Пельмени с уксусной подливочкой были очень даже недурны; от двух-трёх глотков водочки по груди растекалось блаженное тепло, от открытого настежь окошка веяло приятной свежестью, и Николай Алексеевич совсем уж было расслабился, но тут в окно влетел давешний, вернее с нынешнего утра знакомый ворон. Нисколько не смущаясь присутствием человека, он опустился на столешницу, неспешно переступил с ноги на ногу и уставился с интересом на остатки пельменей.

- Ручной ты, приятель, что ли? - пробормотал ошарашенный Николай Алексеевич, разглядывая переливы оперения непрошеного гостя. Ворон неожиданно поклонился ему и вполне внятно произнёс: - Пр-р-ривет! - напирая на раскатистое "Р".

- Привет, - машинально отозвался Николай Алексеевич, не зная, как реагировать на говорящую птицу; про говорящих попугаев или скворцов он слышал, а про ворон как-то не приходилось. Впрочем, дрессировка птиц, даже уникальных, никогда не входила в планы Николая Алексеевича. Подумав, он спросил:

- Может ты пожрать хочешь? - и раскрошив для гостя два куска нечёрствого ещё вчерашнего хлеба на дощечке для овощей, сам отошёл к компьютеру.

Компьютер Николаю Алексеевичу уже несколько лет заменял и друзей, и бывшую семью, и даже шкаф с книгами. Когда-то,в розовой юности, Николай Алексеевич пописывал стихи, и даже бегал в какую-то литстудию. Но встречи с ненаглядной Клавочкой быстро выбили всю стихотворную муть из его вихрастой по тем временам головы. Клавочка, увы, сперва перестала быть ненаглядной, потом и вовсе спуталась с другим, что привело к разводу. Но совместного с Клавушкой отпрыска они воспитывали сообща. И лишь когда сын вырос и переехал в другой город, на Николая Алексеевича обрушилось оглушительное одиночество. От нечего делать, он стал выкладывать юношеские свои опусы на один из литературных порталов; они, неожиданно для автора, вызвали пылкие отклики; Николай Алексеевич и сам стал писать какие-то отклики под чужими стихами, а, потом, (лиха беда начало!) вдохновение вернулось, и появились новые стихотворения и даже рассказы. Одна беда:самые яркие впечатления своей жизни за пару-другую лет Николай Алексеевич успел описать; дни его были серы и монотонны, и теперь писать стало не о чём.
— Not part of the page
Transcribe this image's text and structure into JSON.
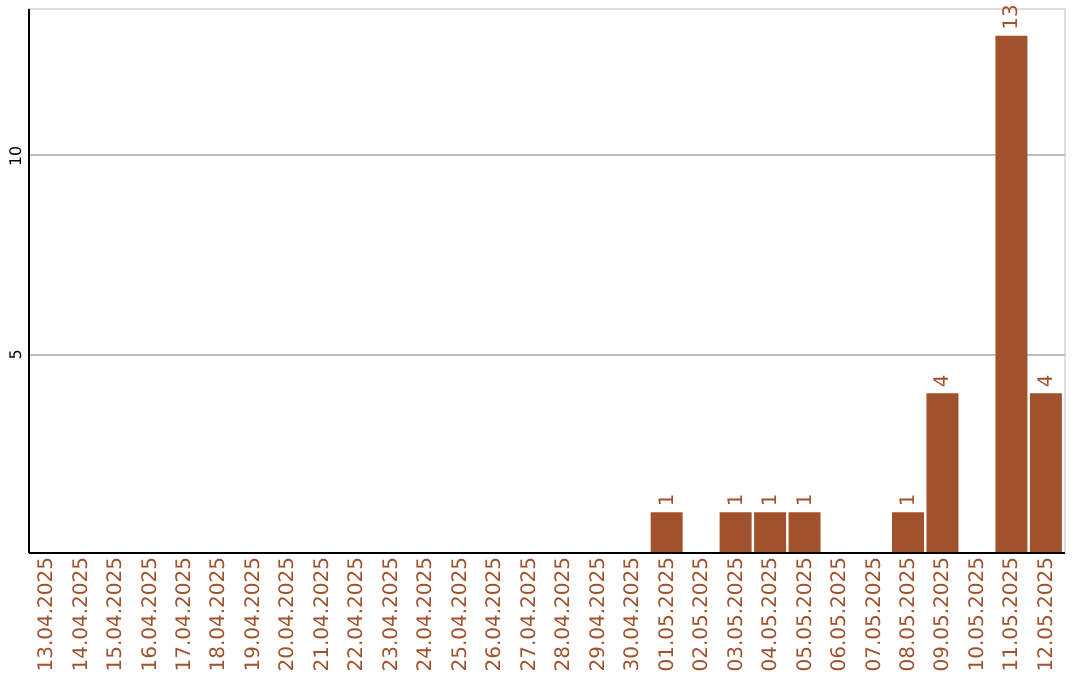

К счастью, на портале то и дело протекали конкурсы, инициировавшие появление каких-то образов и мыслей, и Николай Алексеевич поставил перед собой амбициозную задачу ни одним из них не манкировать, какими бы странными задания ему не казались. Ведь любой конкурс - это новое стихотворение или рассказ, новый повод с кем-то его обсудить, а без этого жизнь ему уже напоминала газировку, из которой вышел газ.

Нынешний конкурс его просто поставил в тупик: описание ассоциаций по картинам сюрреалистов. Картин было четыре, и сюр в них зашкаливал. Похоже, что художники соревновались в количестве нелепостей и несуразностей наполнявших их холсты. Беднягам, видно, тоже писать стало не о чём, милые житейские радости приелись, а зрителя поразить хотелось. Но все их потуги показаться оригинальными вызывали у Николая Алексеевича разве что прилив раздражения: какие ассоциации могут вызвать у него изрубленная на части девичья головка или голая дама в затопленном доме, вперившая глаза в мутное зеркало? Или шут с ножницами, качающийся на волосах окаменевшей на барабане девицы, или, этот, что ещё хуже, полуголый мужик, изогнувшийся крутой дугой около пещеры толстой ведьмы? Ноги и руки несчастного плавно перетекают в массивные деревянные тумбы, одна из тумб стоит в разбитом страусином яйце; грудь страдальца рассечена и из неё торчит клавиатура рояля, а вокруг в воздухе порхают гирлянды потерявших своих владельцев ушей.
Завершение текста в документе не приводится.